Ministers Cathers and Kent knew of Mountain View bail out last year

Over the past 10 days, Yukon ministers Brad Cathers and Scott Kent have deflected criticism over a secretive $750,000 bail-out of the Mountain View Golf Club.

Over the past 10 days, Yukon ministers Brad Cathers and Scott Kent have deflected criticism over a secretive $750,000 bail-out of the Mountain View Golf Club through repeated insistence that they don’t yet have enough information to make a judgement.

“For us to come to conclusions about whether we would have handled things the same way or would have handled it differently, we won’t pass judgement at this point,” said Cathers, minister for community services, in an interview on Nov. 27.

“Quite frankly we just don’t have enough understanding of everything that led up to it.”

“We’re still working with officials to gather the full details of what transpired, and why and how,” said Resources Minister Kent in the same interview.

But Cathers and Kent have been preparing to answer these questions for more than a year, when Meadow Lakes Golf & Country Club owner Jeff Luehmann started asking questions, after hearing about the deal from a concerned government employee.

The deal was disguised from public view by making it look like a land purchase, which it was not. To this day the government continues to conceal facts and refuse to answer questions about what happened.

Premier Darrell Pasloski excused himself from having to do with the government’s response on the advice of the territory’s conflict of interest commissioner, because he was on the Mountain View board of directors at the time of the bail-out, not four months before he became Yukon’s premier.

Pasloski designated Cathers and Kent to lead the file in Oct. 2013.

That means they’ve both had 14 months to get their facts in order.

Still, for the first week after the matter came to public attention, the ministers denied involvement, changed their stories and repeated misleading information.

When the NDP Opposition first brought up the issue on Nov. 26, Cathers said that the land transfer was required for a perimeter trail and storm water management for Whistle Bend, and for potential future lot development. He hedged his answers three times by saying he wasn’t directly involved and is relying on limited information from his staff.

The next day, his story changed. He admitted, only in the face of evidence made public by the NDP, that one of the purposes of the deal was to bail out the golf club.

Kent, meanwhile, appeared to be reading off old briefing notes containing false information as recently as yesterday.

“Acting at that time in 2010, the Yukon government purchased this land back from the Mountain View Golf Course to house important infrastructure to enhance the lot availability at Whistle Bend,” Kent said in the legislature on Thursday.

The statement, which matches a briefing note prepared in Oct. 2013, is riddled with mistruths.

The deal was in 2011, not 2010.

It was not a land purchase – the Yukon government owned the land before and after the deal.
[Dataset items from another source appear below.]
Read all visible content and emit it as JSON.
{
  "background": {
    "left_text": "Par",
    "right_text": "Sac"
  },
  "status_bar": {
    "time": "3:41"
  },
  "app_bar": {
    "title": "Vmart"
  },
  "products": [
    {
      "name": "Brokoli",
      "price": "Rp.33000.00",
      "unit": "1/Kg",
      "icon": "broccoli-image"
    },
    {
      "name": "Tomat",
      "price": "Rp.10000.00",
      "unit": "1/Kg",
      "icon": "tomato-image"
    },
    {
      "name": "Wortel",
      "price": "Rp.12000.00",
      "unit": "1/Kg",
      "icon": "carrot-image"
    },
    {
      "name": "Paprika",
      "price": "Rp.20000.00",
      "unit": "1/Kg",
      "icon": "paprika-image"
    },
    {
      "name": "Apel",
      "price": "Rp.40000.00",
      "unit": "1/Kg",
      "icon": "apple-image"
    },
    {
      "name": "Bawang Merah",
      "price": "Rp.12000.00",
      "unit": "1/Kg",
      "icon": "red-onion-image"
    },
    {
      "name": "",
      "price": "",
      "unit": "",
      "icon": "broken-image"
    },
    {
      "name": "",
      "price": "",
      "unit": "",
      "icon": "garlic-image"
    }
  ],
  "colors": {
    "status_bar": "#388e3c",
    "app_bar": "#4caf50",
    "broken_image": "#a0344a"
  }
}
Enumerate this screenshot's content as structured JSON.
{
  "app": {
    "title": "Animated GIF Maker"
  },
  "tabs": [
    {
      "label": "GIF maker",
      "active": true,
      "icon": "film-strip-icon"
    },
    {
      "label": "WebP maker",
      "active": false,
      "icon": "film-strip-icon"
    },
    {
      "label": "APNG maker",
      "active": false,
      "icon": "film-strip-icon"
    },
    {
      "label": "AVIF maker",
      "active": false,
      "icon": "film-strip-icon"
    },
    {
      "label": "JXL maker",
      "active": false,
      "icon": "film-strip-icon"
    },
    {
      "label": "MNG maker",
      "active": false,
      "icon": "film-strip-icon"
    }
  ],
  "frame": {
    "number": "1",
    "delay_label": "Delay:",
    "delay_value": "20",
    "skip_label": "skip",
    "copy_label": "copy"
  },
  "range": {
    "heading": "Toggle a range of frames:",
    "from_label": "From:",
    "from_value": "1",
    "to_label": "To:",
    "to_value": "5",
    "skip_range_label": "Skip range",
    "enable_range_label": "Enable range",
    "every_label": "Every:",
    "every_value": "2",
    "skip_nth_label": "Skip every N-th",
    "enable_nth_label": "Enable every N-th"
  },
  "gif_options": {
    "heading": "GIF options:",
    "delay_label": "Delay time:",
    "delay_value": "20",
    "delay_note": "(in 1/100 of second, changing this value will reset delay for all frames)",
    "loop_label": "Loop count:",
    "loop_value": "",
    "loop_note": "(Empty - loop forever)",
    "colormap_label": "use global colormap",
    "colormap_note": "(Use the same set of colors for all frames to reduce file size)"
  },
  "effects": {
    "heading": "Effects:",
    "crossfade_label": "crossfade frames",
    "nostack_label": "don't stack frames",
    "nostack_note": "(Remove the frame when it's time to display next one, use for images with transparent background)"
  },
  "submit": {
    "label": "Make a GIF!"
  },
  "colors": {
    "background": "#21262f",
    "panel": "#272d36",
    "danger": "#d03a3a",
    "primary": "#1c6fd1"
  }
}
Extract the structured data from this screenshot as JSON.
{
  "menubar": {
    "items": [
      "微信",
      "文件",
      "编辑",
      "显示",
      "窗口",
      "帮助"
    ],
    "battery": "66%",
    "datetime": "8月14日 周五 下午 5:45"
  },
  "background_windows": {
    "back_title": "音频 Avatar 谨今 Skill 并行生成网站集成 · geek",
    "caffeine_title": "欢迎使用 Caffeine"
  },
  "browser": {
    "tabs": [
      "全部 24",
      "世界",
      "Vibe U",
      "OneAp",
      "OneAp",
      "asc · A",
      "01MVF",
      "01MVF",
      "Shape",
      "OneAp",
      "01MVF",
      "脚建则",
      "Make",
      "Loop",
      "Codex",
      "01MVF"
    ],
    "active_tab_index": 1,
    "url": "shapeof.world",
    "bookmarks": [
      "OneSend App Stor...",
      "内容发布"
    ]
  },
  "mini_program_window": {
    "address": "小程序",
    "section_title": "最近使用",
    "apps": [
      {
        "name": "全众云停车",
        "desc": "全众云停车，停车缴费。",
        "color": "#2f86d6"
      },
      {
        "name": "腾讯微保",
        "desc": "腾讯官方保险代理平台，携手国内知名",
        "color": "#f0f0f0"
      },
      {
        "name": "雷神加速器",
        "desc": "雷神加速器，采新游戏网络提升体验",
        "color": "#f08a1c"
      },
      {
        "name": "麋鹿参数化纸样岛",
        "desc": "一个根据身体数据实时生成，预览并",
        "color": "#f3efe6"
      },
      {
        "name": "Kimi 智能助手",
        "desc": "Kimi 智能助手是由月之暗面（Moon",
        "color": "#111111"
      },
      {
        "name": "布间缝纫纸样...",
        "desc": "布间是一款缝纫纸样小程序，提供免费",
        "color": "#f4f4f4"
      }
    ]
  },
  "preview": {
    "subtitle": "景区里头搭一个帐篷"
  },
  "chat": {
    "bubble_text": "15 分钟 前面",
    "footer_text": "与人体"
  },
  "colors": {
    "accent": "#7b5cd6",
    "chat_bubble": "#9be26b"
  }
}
Whistle Bend may use or have plans to use some of the land for peripheral infrastructure, but this was not a stated intention or goal of the deal, according to the documents that have become available.

And the City of Whitehorse has no interest in building lots on the parcel. It has said repeatedly it would oppose such a development.

Cathers and Kent did not respond to an interview request for this story.

Yesterday, under questioning from the NDP, Cathers came as close as this government has come to an admission that the previous government did not handle the deal with appropriate transparency.

“The change in practice that is currently in place would see us issuing a press release in this type of situation,” he said.